Saya tidak tahu, apakah panitia lokal sengaja menyiarkan atraksi Pawang Hujan itu? Jelasnya, dalam seminggu ini pembahasan masih di sekitar Pawang Hujan. Seorang perempuan, tidak terlalu muda dan tidak pula terlalu tua, berjalan di kawasan arena balap MotoGP. Dia membawa alat seperti mangkok. Kalau dalam bahasa Aceh disebut Ceurana.

Ceurana biasa digunakan di saat pesta pernikahan untuk menaruh sirih, pinang, gambir, dan seterusnya.
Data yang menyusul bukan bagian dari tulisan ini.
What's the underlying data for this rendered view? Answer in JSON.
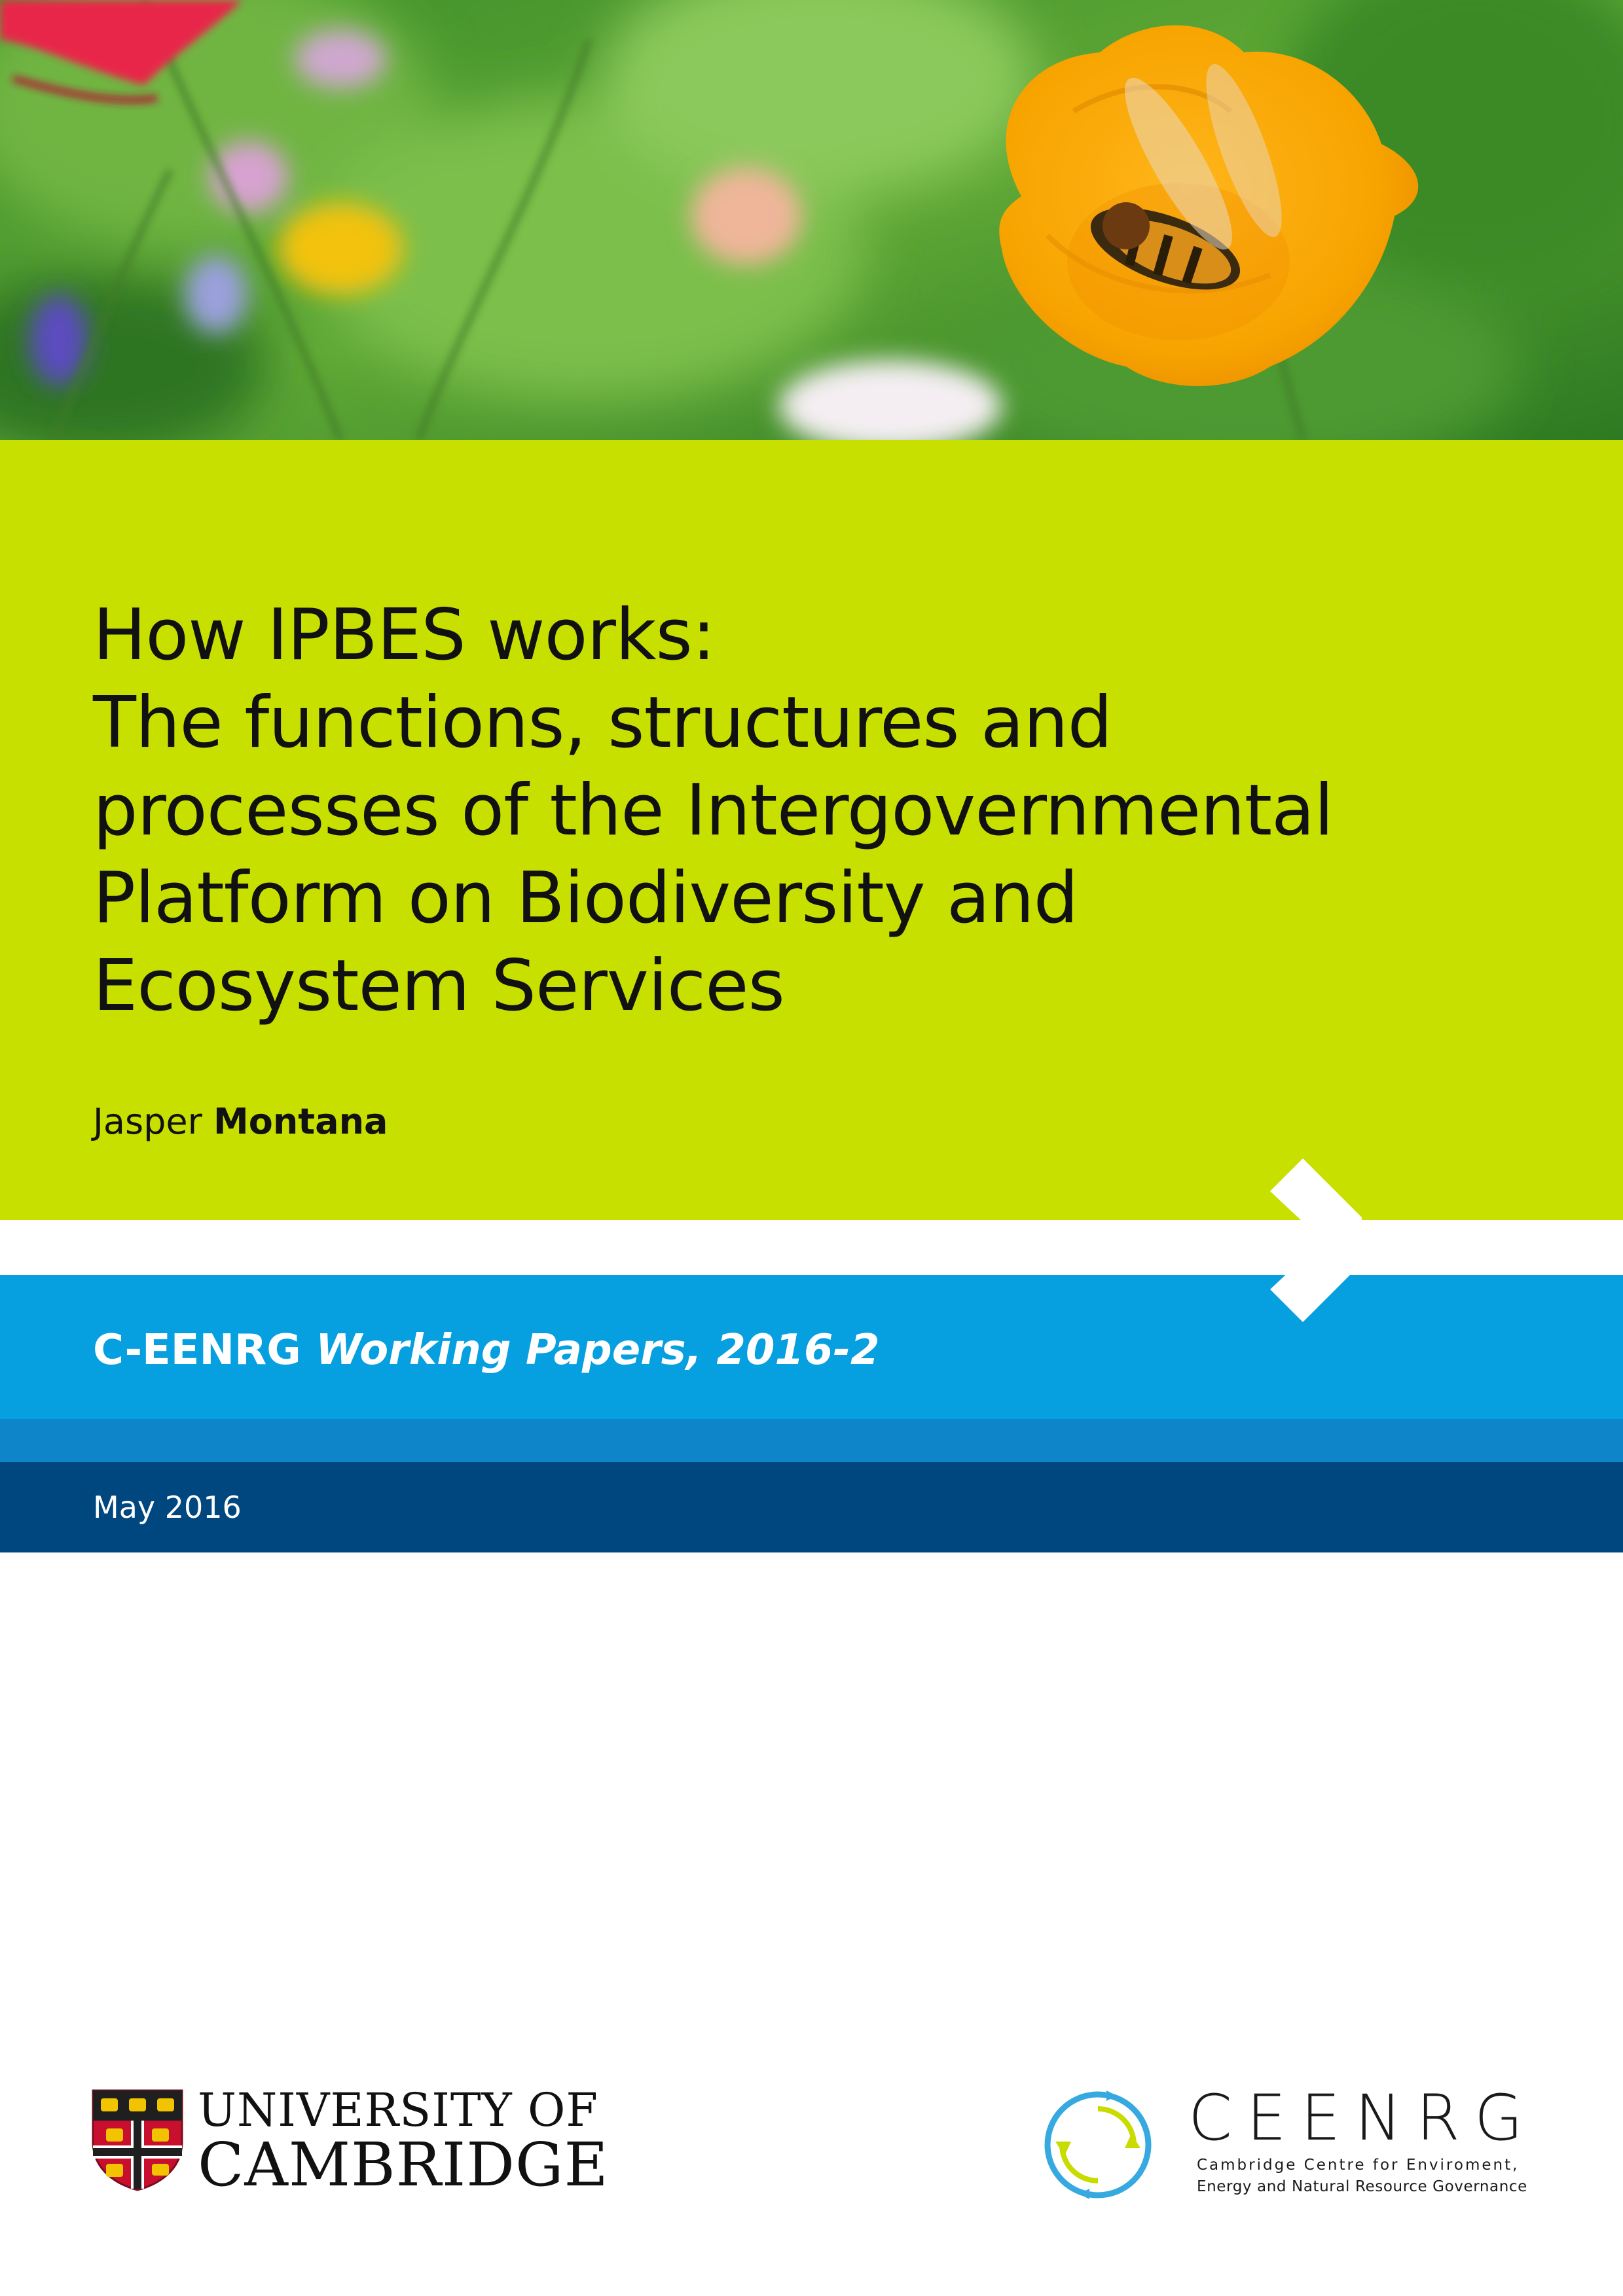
{
  "cover": {
    "title_lines": [
      "How IPBES works:",
      "The functions, structures and",
      "processes of the Intergovernmental",
      "Platform on Biodiversity and",
      "Ecosystem Services"
    ],
    "author": {
      "given_name": "Jasper",
      "surname": "Montana"
    },
    "series": {
      "org": "C-EENRG",
      "name": "Working Papers, 2016-2"
    },
    "date": "May 2016"
  },
  "logos": {
    "university": {
      "line1": "UNIVERSITY OF",
      "line2": "CAMBRIDGE"
    },
    "ceenrg": {
      "name": "CEENRG",
      "subtitle_line1": "Cambridge Centre for Enviroment,",
      "subtitle_line2": "Energy and Natural Resource Governance"
    }
  },
  "colors": {
    "title_band": "#c8e000",
    "series_band": "#069fe0",
    "mid_band": "#0d85c8",
    "date_band": "#00477f"
  },
  "icons": [
    "header-photo",
    "chevron-right-icon",
    "cambridge-shield-icon",
    "ceenrg-circle-icon"
  ]
}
Ceurana menghasilkan suara, saat alat itu dipukul. Suara itulah yang menurut Sang Pawang dapat mengurai cuaca, melalui “frekuensi” yang diyakininya.

Fenomena itu ditanggapi banyak pihak, termasuk penyelenggara MotoGP. Bahkan, akun media sosial MotoGP, menyebut aksi Pawang Hujan itu berhasil, hujan berhenti, dan balapan dapat dimulai. Di Indonesia, tanggapan beragam. Seperti biasa, ada yang pro dan ada yang kontra, bahkan ada yang menganggap klenik. 

Semua bebas berpendapat, apalagi di negara demokrasi seperti Indonesia. Untuk sesuatu yang sudah pasti kebenarannya saja bisa diperdebatkan, apalagi hanya soal Pawang Hujan, ruang perdebatan itu terbuka lebar. 

*****

Untuk memahami situasi ini, saya teringat dengan Dr. Bowo, seorang dosen Falsafah Sains. Menurut dia, manusia dapat mengetahui tentang kehidupan alam dan kehidupan sosial dengan dua cara: pengetahuan dan sains. Pengetahuan dapat diperoleh melalui pengalaman dan perjuangan hidup sehari-hari. Sementara sains, diperoleh melalui metode penyelidikan yang dikembangkan secara logis dan sistematis untuk mengetahui dan mempelajari segala sesuatu tentang dunia di sekitar kita.

Dalam salah satu sesi kuliah, Pak Bowo menceritakan tentang Pawang Urut. Dari sisi sains, barangkali tidak memenuhi kriteria. Namun, faktanya pasien patah kaki bisa disembuhkan, tanpa harus melibatkan spesialis bedah tulang, tanpa harus naik meja operasi, cukup dengan diurut dan dioles minyak.

Dari sisi agama, hal-hal demikian juga sangat mudah kita temukan, minimal mendengarkan. Banyak agama yang memiliki kisah yang tidak bisa dijangkau akal. Bagaimana sains bisa menjelaskan perihal perjalanan ratusan kilometer hanya dalam sesaat? Bagaimana pula sains menjelaskan kebangkitan orang yang sudah mati? Membelah lautan? 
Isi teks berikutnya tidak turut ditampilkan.